PRESIDENT Muhammadu Buhari on Sunday accused media organisations of bias in reporting conflicts in the country.
He made the accusation during an interactive meeting with the Nigerian community in China yesterday.
He said while security agencies were doing their best to curtail clashes, the Nigerian media should complement the efforts through objective and informed reportage.
“To my disappointment, the members of the press in Nigeria do not make enough efforts to study the historical antecedents of issues that are creating national problems for us,” the president said.
He, therefore, appealed to the media to understand the cultural and historical implications of some of the misunderstanding, especially between herders and farmers.
Buhari, who is in Beijing for the seventh Summit of the Forum on China-Africa Cooperation, explained that due to the effects of climate change, a farm that used to belong to five people now belongs to 50 and that the weather condition, particularly the rainy season, has become unpredictable.
He partly blamed the farmers/herders controversy on the shrinking of the Lake Chad, which according to him has forced many cattle nomads to seek greener pastures for their herds in other parts of the country.
According to the president, he is not intimidated at the prospect of a credible process in the 2019 general elections.
“I have no fear about free and fair elections because that is what brought me to the present position. I know what I went through, and very few Nigerians could boast of trying four times.”

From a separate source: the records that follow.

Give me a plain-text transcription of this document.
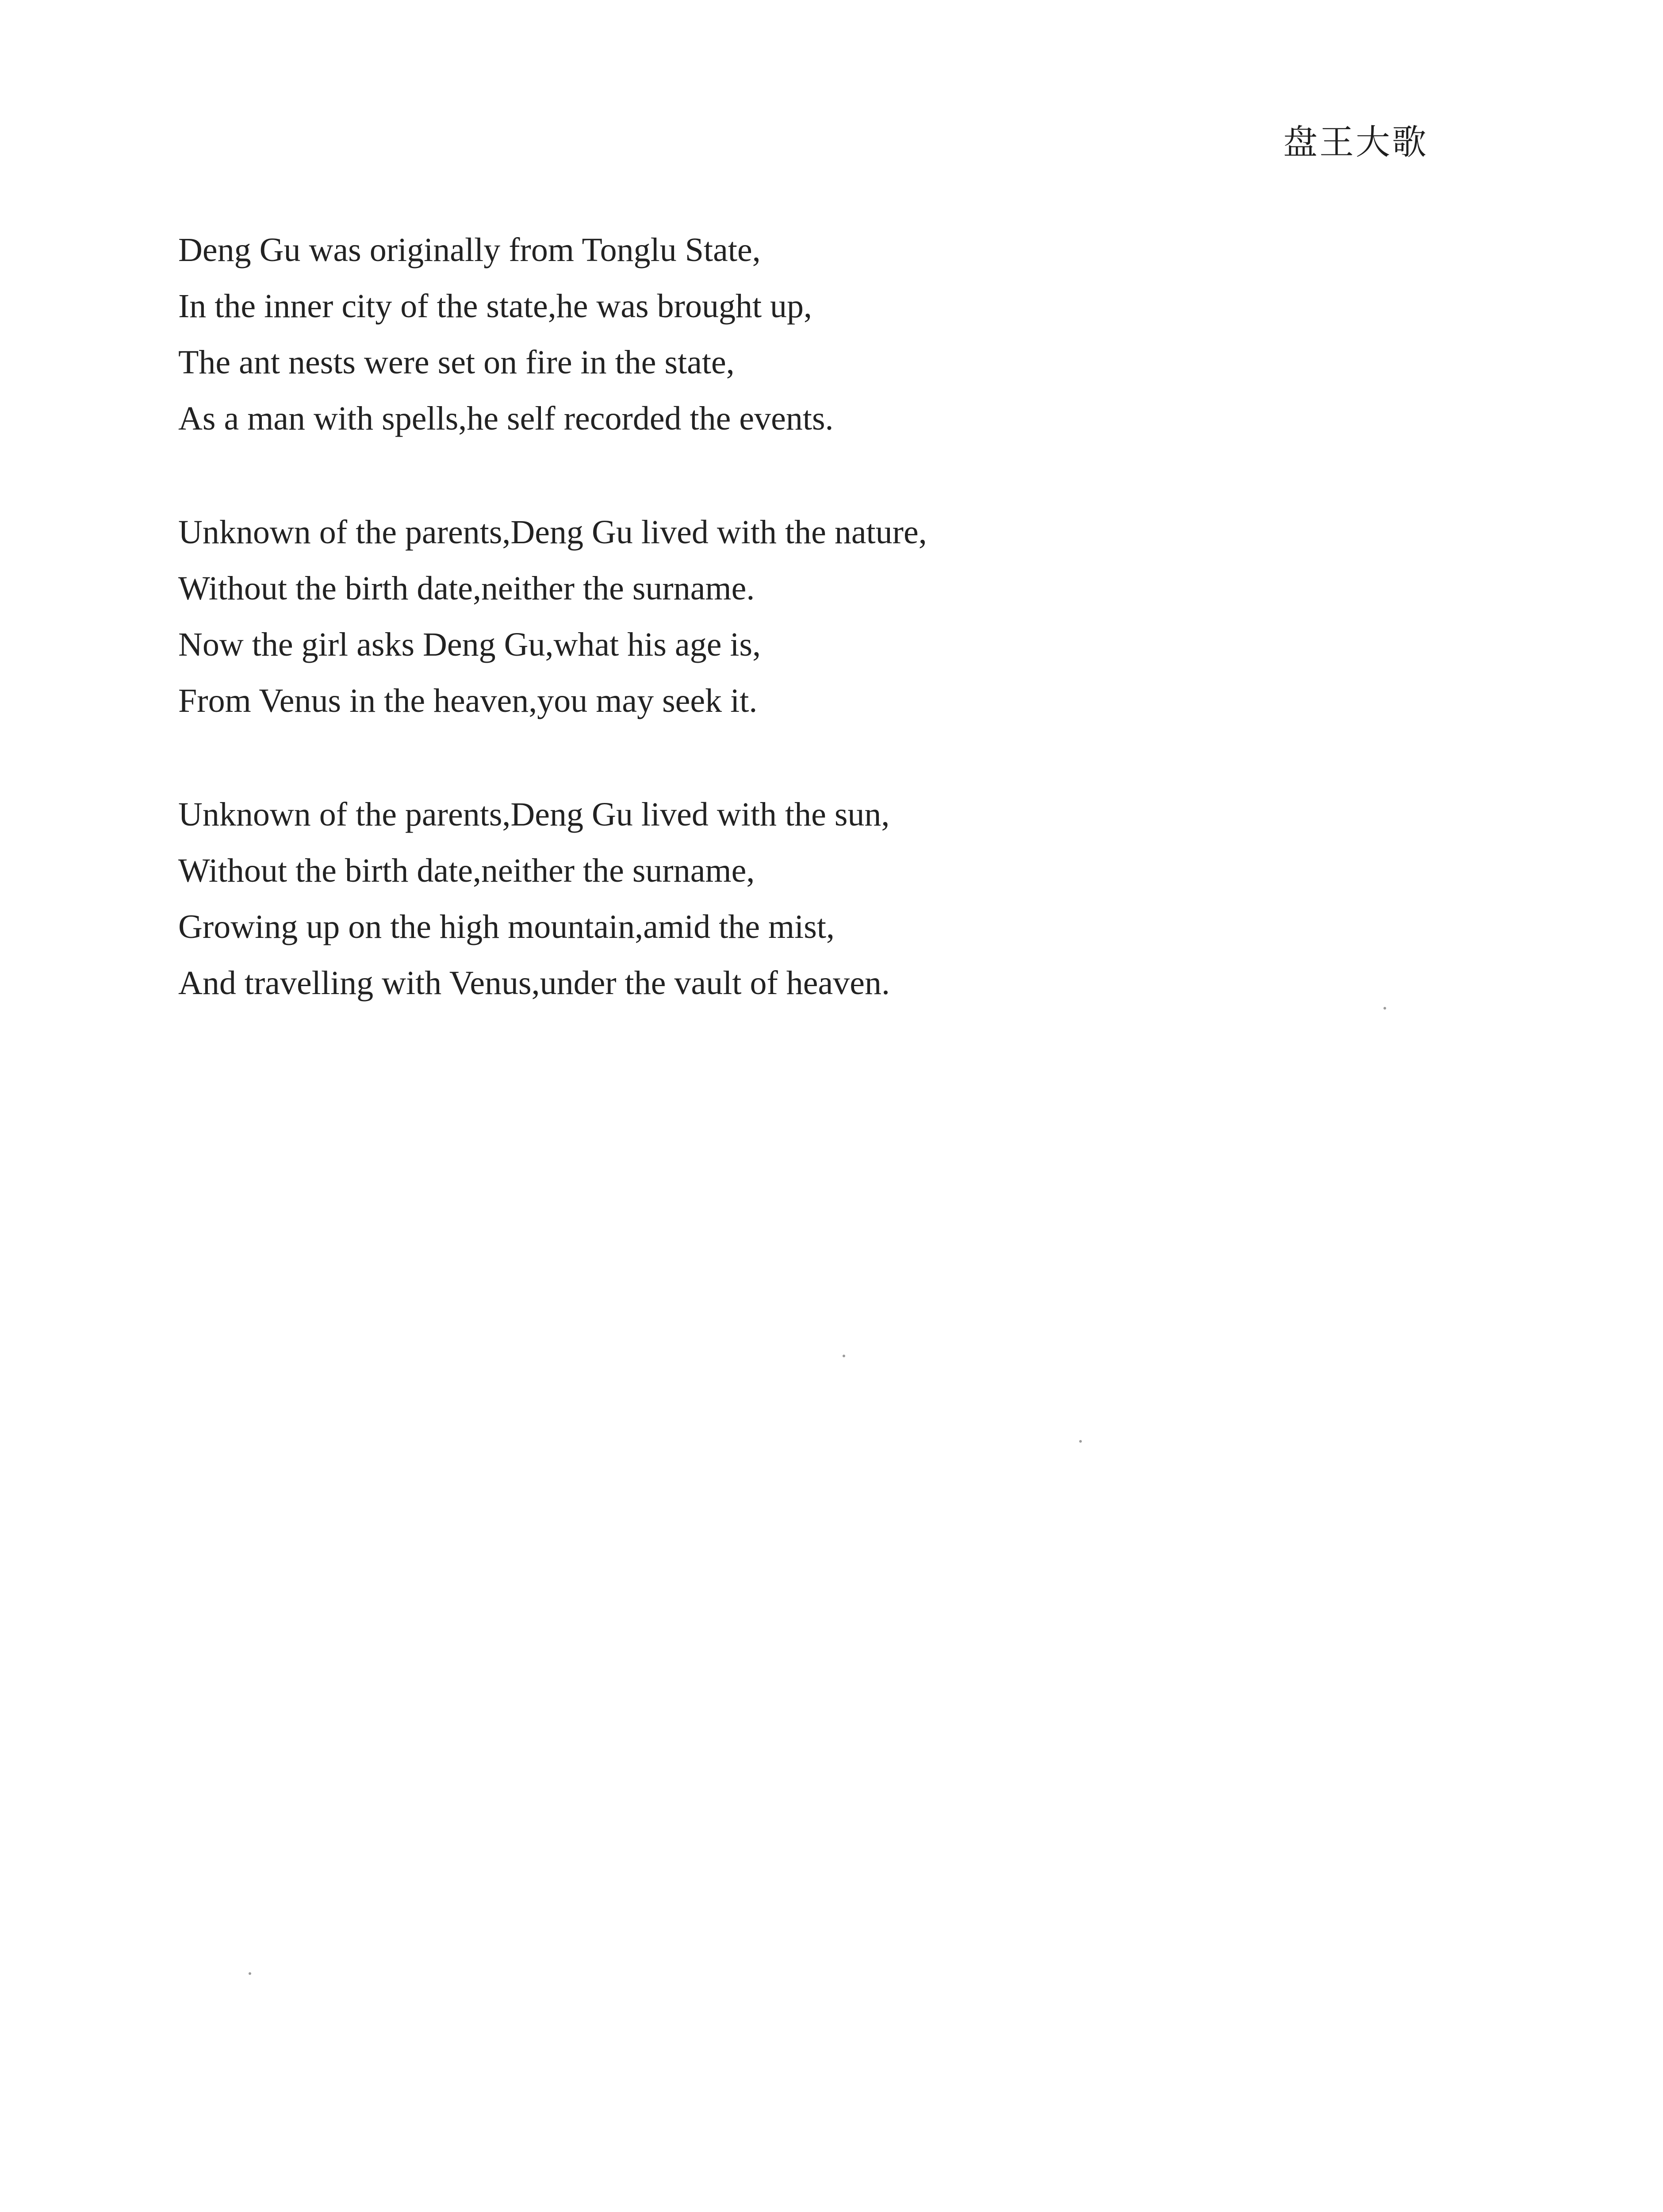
盘王大歌
Deng Gu was originally from Tonglu State,
In the inner city of the state,he was brought up,
The ant nests were set on fire in the state,
As a man with spells,he self recorded the events.
Unknown of the parents,Deng Gu lived with the nature,
Without the birth date,neither the surname.
Now the girl asks Deng Gu,what his age is,
From Venus in the heaven,you may seek it.
Unknown of the parents,Deng Gu lived with the sun,
Without the birth date,neither the surname,
Growing up on the high mountain,amid the mist,
And travelling with Venus,under the vault of heaven.
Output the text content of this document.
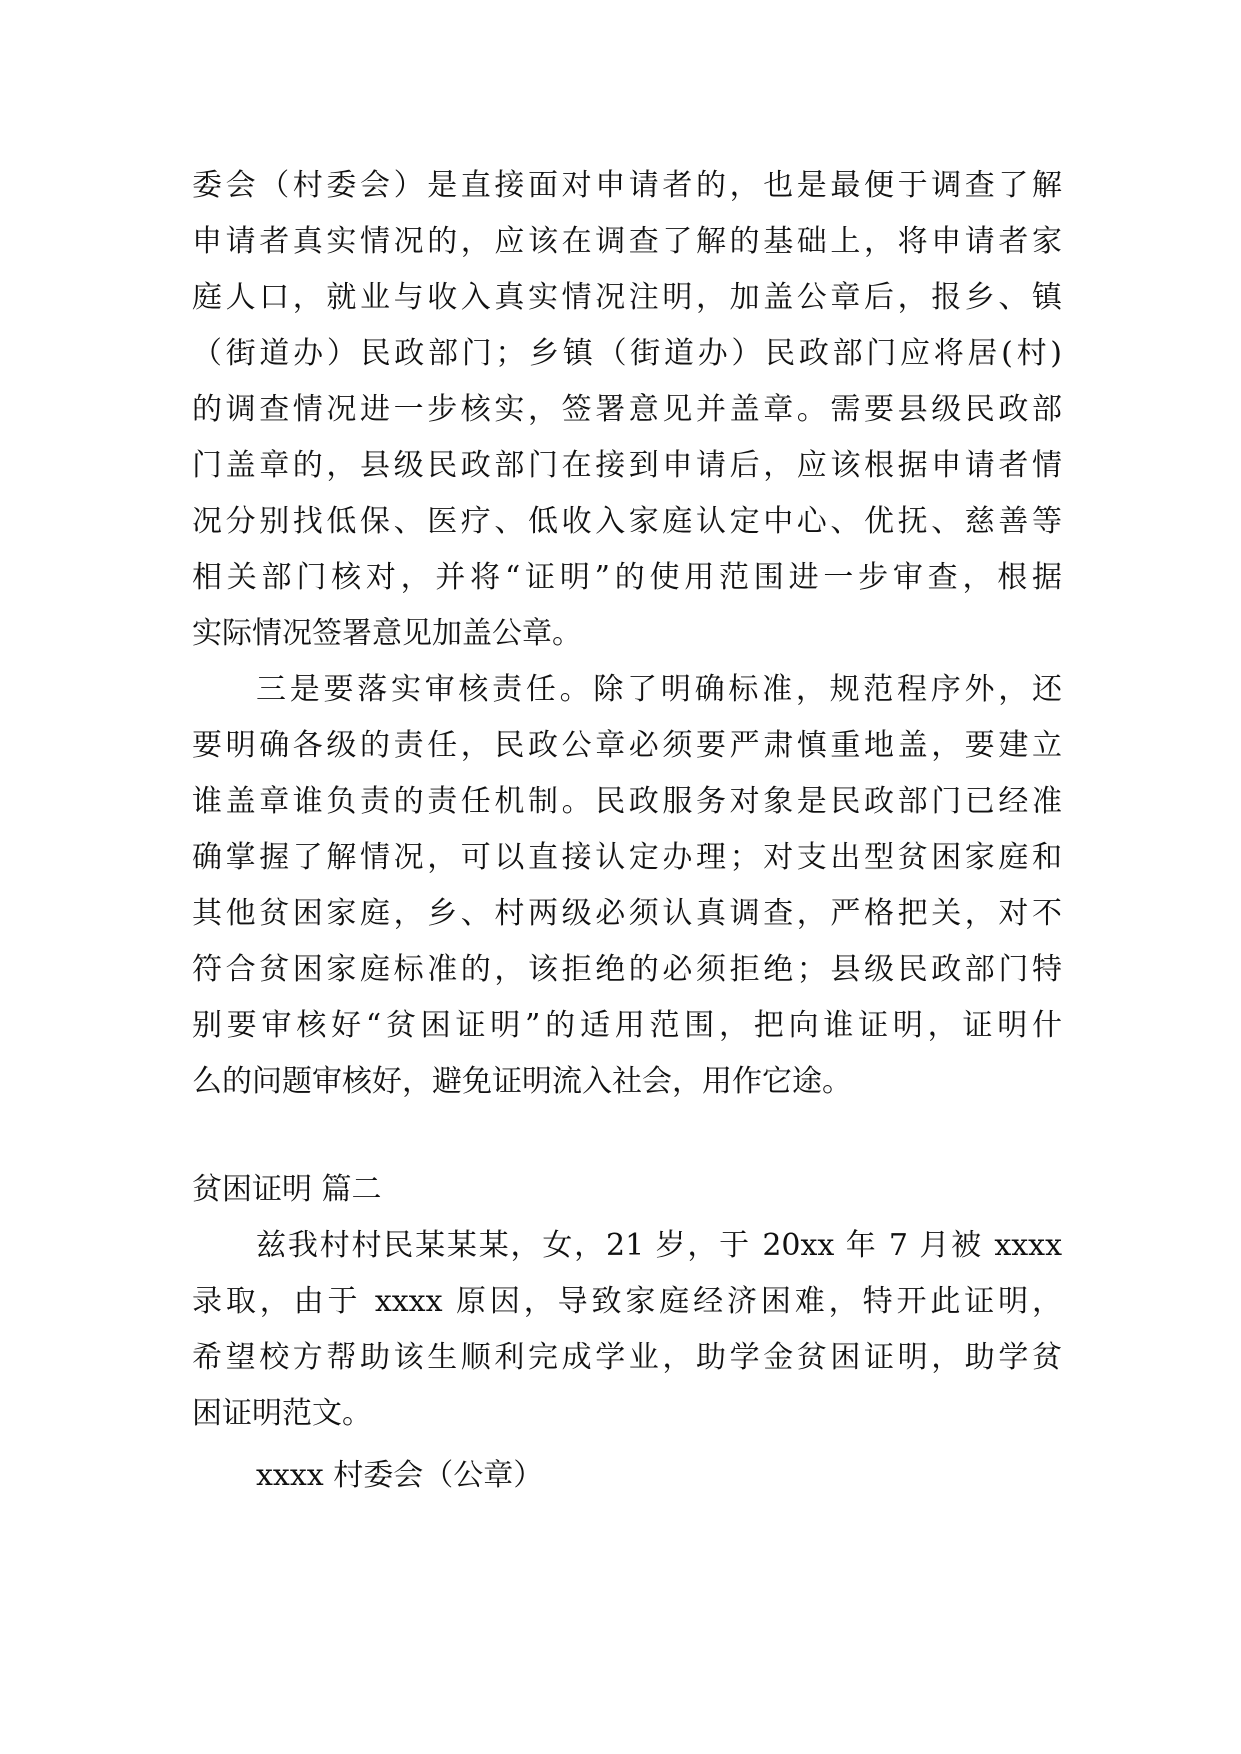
委会（村委会）是直接面对申请者的，也是最便于调查了解
申请者真实情况的，应该在调查了解的基础上，将申请者家
庭人口，就业与收入真实情况注明，加盖公章后，报乡、镇
（街道办）民政部门；乡镇（街道办）民政部门应将居(村)
的调查情况进一步核实，签署意见并盖章。需要县级民政部
门盖章的，县级民政部门在接到申请后，应该根据申请者情
况分别找低保、医疗、低收入家庭认定中心、优抚、慈善等
相关部门核对，并将“证明”的使用范围进一步审查，根据
实际情况签署意见加盖公章。
三是要落实审核责任。除了明确标准，规范程序外，还
要明确各级的责任，民政公章必须要严肃慎重地盖，要建立
谁盖章谁负责的责任机制。民政服务对象是民政部门已经准
确掌握了解情况，可以直接认定办理；对支出型贫困家庭和
其他贫困家庭，乡、村两级必须认真调查，严格把关，对不
符合贫困家庭标准的，该拒绝的必须拒绝；县级民政部门特
别要审核好“贫困证明”的适用范围，把向谁证明，证明什
么的问题审核好，避免证明流入社会，用作它途。
贫困证明 篇二
兹我村村民某某某，女，21 岁，于 20xx 年 7 月被 xxxx
录取，由于 xxxx 原因，导致家庭经济困难，特开此证明，
希望校方帮助该生顺利完成学业，助学金贫困证明，助学贫
困证明范文。
xxxx 村委会（公章）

Buhari’s complaint about the media came as the Nigerian Army also condemned what it described as a flawed reporting of its operations against Boko Haram.
The army yesterday denied the alleged killing of 30 soldiers by the insurgents at Zari village in Guzamala Local Government Area of Borno.
The News Agency of Nigeria (NAN) reports that an international wire service had stated that the troops were killed when Boko Haram launched a deadly attack on Thursday evening.
According to the report, many jihadists in trucks stormed the base, seizing it briefly after a fierce battle.
The director of army public relations, Brig. Gen. Texas Chukwu, however, denied the report in a phone interview with NAN.
He said the alleged killing was the “figment of the imagination of the news agency”.
Chukwu said contrary to the claim, the insurgents did not attack any military formation but rather came to loot foodstuffs and extort money from the locals.
He said land troops of 82 Task Force deployed in Operation Lafiya Dole, aided by the Air Task Force, successfully repelled the insurgents.
“During the fight, an overwhelming volume of fire was unleashed on the insurgents from both the air and ground troops, neutralising several of them and their weapons.
The Boko Haram fighters took some of their corpses and fled while others escaped with bullet injuries,” he said, adding that normalcy had been restored in the affected communities.
He said it was very unfortunate that people would sit in the comfort of their zones and fabricate stories that don’t exist.
“Such false narratives, we have always believed, are deliberate attempts to promote Boko Haram and their activities against the sovereignty of the country.
“That media organisation was said to have got their information from a security personnel and went ahead to file their report without making further inquiries.
This is unethical and unprofessional, to say the least,” Chukwu added.